From Wikipedia, the free encyclopedia
Jump to: navigation, search
For other ships with the same name, see HMS St George.
HMSStGeorge1897.jpg
History
United Kingdom
Name: HMS St George
Builder: C & W Earle, Hull
Laid down: 23 April 1890
Launched: 23 June 1892
Reclassified: Depot ship 1909
Fate: Sold for breaking up 1 July 1920
General characteristics
Class and type: Edgar-class cruiser
Displacement: 7,350 tons
Length: 387.5 ft (118.1 m)
Beam: 60 ft (18 m)
Armament:

HMS St George was a first class cruiser of the Edgar class. She was launched on 23 June 1892.

Service history[edit]

St George took part in the 40-minute-long Anglo-Zanzibar War in 1896. The obsolete armed yacht HHS Glasgow of Zanzibar fired upon a British flotilla led by St George, also comprising Philomel, Racoon, Sparrow and Thrush. The response sank Glasgow with a hole below the waterline. With a Union Jack flying over the sinking yacht in surrender, the flotilla launched lifeboats to rescue the crew of Glasgow which would lie at the bottom of Zanzibar Town Harbour until 1912.

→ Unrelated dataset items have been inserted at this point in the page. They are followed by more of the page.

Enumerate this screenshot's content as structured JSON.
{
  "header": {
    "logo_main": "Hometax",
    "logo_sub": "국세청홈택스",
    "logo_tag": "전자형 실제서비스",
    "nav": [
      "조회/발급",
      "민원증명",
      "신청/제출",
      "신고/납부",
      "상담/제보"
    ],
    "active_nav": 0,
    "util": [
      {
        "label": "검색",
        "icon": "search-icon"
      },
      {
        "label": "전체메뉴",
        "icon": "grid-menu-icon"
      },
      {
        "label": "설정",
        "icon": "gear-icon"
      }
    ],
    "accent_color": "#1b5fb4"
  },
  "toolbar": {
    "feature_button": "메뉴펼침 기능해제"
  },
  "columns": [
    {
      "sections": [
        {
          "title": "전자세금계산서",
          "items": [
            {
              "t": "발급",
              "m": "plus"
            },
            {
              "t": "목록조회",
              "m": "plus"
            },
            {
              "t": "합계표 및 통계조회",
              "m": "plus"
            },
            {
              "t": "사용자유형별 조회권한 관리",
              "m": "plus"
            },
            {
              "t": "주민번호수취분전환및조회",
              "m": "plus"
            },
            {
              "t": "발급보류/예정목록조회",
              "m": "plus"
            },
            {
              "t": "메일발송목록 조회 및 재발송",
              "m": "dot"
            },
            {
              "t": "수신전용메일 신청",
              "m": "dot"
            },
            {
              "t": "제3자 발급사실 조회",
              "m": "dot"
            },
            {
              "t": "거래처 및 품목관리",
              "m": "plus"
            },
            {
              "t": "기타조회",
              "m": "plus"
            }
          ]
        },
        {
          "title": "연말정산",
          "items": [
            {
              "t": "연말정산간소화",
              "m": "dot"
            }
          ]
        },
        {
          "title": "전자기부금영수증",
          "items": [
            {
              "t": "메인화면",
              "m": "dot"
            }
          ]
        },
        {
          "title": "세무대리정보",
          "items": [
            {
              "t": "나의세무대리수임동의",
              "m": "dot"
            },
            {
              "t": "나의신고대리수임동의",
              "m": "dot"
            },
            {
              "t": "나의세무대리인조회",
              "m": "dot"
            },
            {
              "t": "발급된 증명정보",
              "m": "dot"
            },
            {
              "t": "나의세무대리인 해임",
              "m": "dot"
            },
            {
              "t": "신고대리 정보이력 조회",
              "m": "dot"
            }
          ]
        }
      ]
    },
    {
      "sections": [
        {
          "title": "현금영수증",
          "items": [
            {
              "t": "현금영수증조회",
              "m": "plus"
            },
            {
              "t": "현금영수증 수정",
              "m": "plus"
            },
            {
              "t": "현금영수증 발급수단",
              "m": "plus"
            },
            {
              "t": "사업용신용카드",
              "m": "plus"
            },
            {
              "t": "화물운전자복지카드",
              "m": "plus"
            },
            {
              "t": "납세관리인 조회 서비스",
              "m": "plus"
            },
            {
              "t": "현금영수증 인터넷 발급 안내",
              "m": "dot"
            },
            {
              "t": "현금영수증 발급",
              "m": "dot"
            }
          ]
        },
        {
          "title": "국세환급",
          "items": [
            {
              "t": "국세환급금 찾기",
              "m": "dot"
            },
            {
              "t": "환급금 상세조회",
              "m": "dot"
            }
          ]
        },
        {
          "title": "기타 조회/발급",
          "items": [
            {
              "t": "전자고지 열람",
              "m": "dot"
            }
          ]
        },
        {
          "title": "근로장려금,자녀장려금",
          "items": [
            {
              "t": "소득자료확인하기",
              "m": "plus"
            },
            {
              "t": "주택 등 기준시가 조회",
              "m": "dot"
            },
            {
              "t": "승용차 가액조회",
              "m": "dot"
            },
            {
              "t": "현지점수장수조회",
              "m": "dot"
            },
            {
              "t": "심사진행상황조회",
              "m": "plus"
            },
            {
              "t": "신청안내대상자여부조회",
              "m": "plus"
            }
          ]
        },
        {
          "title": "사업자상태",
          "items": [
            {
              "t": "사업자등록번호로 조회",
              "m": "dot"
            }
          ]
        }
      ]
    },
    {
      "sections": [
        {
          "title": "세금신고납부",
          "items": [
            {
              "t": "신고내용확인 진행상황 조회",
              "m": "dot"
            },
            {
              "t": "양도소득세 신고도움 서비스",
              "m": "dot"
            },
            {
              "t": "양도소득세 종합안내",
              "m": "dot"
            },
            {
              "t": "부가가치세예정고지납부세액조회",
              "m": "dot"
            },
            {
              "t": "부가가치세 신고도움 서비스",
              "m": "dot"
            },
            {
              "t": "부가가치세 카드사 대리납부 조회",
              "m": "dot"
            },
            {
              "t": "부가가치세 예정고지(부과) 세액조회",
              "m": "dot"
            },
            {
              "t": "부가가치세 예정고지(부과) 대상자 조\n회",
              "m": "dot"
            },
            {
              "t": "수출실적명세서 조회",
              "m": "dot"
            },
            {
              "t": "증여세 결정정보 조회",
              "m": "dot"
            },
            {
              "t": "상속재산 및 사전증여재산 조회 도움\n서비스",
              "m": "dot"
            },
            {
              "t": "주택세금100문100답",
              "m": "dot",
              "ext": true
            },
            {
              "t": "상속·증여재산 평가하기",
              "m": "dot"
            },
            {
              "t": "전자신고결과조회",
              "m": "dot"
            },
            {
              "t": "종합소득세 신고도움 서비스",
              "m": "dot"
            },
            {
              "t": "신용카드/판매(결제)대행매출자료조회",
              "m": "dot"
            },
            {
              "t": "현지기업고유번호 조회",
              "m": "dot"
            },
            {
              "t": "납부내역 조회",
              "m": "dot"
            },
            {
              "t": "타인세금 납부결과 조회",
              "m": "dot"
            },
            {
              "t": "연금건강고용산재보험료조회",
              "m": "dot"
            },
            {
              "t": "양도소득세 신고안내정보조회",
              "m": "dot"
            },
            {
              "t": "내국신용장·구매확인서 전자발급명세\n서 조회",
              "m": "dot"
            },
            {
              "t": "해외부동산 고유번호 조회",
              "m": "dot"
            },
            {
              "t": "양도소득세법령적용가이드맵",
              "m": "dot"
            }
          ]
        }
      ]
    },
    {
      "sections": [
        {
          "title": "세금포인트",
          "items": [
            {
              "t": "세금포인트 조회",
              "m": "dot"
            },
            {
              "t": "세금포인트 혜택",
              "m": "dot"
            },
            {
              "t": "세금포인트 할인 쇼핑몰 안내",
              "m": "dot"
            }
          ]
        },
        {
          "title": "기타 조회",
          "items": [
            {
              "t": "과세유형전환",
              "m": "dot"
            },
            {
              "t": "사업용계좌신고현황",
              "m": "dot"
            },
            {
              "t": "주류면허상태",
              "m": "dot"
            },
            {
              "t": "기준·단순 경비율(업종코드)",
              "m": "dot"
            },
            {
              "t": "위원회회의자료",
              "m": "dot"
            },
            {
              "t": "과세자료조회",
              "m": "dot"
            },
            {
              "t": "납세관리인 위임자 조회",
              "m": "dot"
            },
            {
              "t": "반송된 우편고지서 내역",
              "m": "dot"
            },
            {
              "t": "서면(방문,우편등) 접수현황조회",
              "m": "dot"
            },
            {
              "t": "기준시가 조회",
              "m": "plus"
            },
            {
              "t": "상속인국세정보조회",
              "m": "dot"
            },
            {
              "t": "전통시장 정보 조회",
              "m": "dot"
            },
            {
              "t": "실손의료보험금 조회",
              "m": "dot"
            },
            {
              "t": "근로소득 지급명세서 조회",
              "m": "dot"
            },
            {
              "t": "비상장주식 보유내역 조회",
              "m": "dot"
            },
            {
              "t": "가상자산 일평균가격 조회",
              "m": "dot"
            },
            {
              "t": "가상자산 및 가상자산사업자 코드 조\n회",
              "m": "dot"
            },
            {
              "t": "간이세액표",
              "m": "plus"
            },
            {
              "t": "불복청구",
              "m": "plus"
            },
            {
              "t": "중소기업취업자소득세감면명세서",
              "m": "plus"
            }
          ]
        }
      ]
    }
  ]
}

In 1901, she was one of two escort ships for the royal yacht Ophir, which carried the Duke and Duchess of Cornwall and York (later King George V and Queen Mary) during their tour of the British Empire.

Following the end of this tour, the captain of Ophir, Commodore Alfred Winsloe, reverted to his position as Commodore commanding the Cruiser squadron, and was in late 1901 posted to St George,[1] which thus became the lead ship of the squadron and carried his broad pennant. In May 1902 she was taken into Portsmouth for a refit, and later that year she served in the 1902 Coronation review.[2]

She was the flagship of the Cape & West Africa Station (Rear-Admiral Harry Rawson) based at Simon's Town, and served in the First World War.

She was designated as a depot ship in 1909, and sold for breaking up at Plymouth on 1 July 1920.

List of Captains[edit]

Notes[edit]

  1. ^ "Naval & Military intelligence". The Times (36607). London. 8 November 1901. p. 6. 
  2. ^ "Naval & Military intelligence". The Times (36756). London. 1 May 1902. p. 6. 
  3. ^ "Naval and Military intelligence". The Times (36384). London. 21 February 1901. p. 10.